Несмотря на беспокойство некоторой части моих читателей, я продолжаю и в этой книге в большинстве случаев писать слово «бог» со строчной буквы «б». Делаю я так совсем не из–за отсутствия благоговения перед Богом. Такое написание должно напоминать как мне самому, так и читателям, что в I веке (впрочем, как и в XXI) вопрос не ставился, верите ли в «Бога» (как будто бы все люди имеют четкое представление о предмете вопроса), но скорее — о каком боге из огромного числа богов мы говорим и что о нем вообще можно сказать? Когда иудеи или христиане I века говорили о «боге, воскрешающем мертвых», они подразумевали, что этот бог, бог–творец, бог, заключивший Завет с Израилем, — это и есть собственно Бог, единый и единственный, к которому такое наименование только и приложимо. Однако большинство их современников так не считали, так что неспроста первых христиан называли не иначе, как «атеистами» [4] . Даже некоторые исследователи Нового Завета, завидев слово «Бог», могут легко обмануться, делая ложные предположения относительно того, к кому это наименование относится, — как раз такого рода недопонимания эта книга и стремится рассеять. Когда я излагаю взгляды первых христиан, привожу цитаты из раннехристианских сочинений, я часто пишу слово «Бог» с заглавной буквы, чтобы подчеркнуть, что для авторов бог, о котором они говорят, которому они поклоняются и имя которого призывают, был с их точки зрения единственным истинным Богом. В заключительных главах книги я начинаю использовать заглавную букву для выражения своей собственной позиции относительно вопроса о Боге (как я делал это в соответствующих главах ИПБ); мотивы этого, я уверен, станут понятны по ходу чтения. Я очень надеюсь, что такого рода буквенная эквилибристика никого не смутит. Альтернативный этому путь — как–то пытаться адаптировать стандартное обозначение божественного имени к нашему сегодняшнему сознанию, что, я уверен, является отказом провоцировать интерес у большинства читателей к самым важным вопросам, разрешению которых и посвящены книги данной серии.
4
См., например., Мученичество Поликарпа 9.2.
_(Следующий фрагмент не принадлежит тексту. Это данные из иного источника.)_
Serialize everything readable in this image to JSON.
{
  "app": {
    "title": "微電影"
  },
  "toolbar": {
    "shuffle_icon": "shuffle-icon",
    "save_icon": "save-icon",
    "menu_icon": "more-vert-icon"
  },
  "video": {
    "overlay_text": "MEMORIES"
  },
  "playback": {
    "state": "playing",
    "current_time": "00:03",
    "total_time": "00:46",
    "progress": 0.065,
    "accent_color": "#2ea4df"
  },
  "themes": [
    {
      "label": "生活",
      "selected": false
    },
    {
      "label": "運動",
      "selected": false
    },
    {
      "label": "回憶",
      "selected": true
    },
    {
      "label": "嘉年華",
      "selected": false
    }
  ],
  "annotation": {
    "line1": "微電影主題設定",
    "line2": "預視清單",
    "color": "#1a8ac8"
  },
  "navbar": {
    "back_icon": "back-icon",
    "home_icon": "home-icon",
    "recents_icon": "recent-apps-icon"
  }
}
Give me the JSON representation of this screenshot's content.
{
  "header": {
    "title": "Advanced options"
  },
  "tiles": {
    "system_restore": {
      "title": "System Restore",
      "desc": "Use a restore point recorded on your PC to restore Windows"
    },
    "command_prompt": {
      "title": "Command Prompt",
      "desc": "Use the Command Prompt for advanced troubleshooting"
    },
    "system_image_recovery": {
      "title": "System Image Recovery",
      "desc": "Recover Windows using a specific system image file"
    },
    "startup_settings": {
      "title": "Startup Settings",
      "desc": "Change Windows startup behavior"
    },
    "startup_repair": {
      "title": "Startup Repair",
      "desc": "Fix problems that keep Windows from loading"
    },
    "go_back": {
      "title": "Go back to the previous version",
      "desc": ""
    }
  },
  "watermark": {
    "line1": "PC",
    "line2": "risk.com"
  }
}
Кроме того, нужно упомянуть еще одну важную вещь из той же области, так как подробнее об этом я говорил в специальном очерке. В книге я неизменно стремлюсь избегать противопоставления «буквального» понимания воскресения «метафорическому». Я понимаю, что люди хотят сказать, когда употребляют эти выражения, однако такое словоупотребление никак не содействует прояснению сути дела. Понятия «буквальный» и «метафорический» указывают собственно на то, как соотносятся слова и вещи, обозначаемые словами, но не указывают на вещи сами по себе. Для решения последней задачи более подходящими терминами могли бы быть «конкретный» и «абстрактный». Фраза «учение Платона об идеях» буквально относится к абстрактной реальности (фактически получается двойная абстрактная реальность). Фраза «жирная ложка» относится метафорически, или даже метонимически, к конкретной реальности, а именно указывает на дешевое придорожное кафе. Слова, используемые будь то метафорически или буквально, почти ничего не могут сказать нам сами по себе о той реальности, на которую они так или иначе указывают.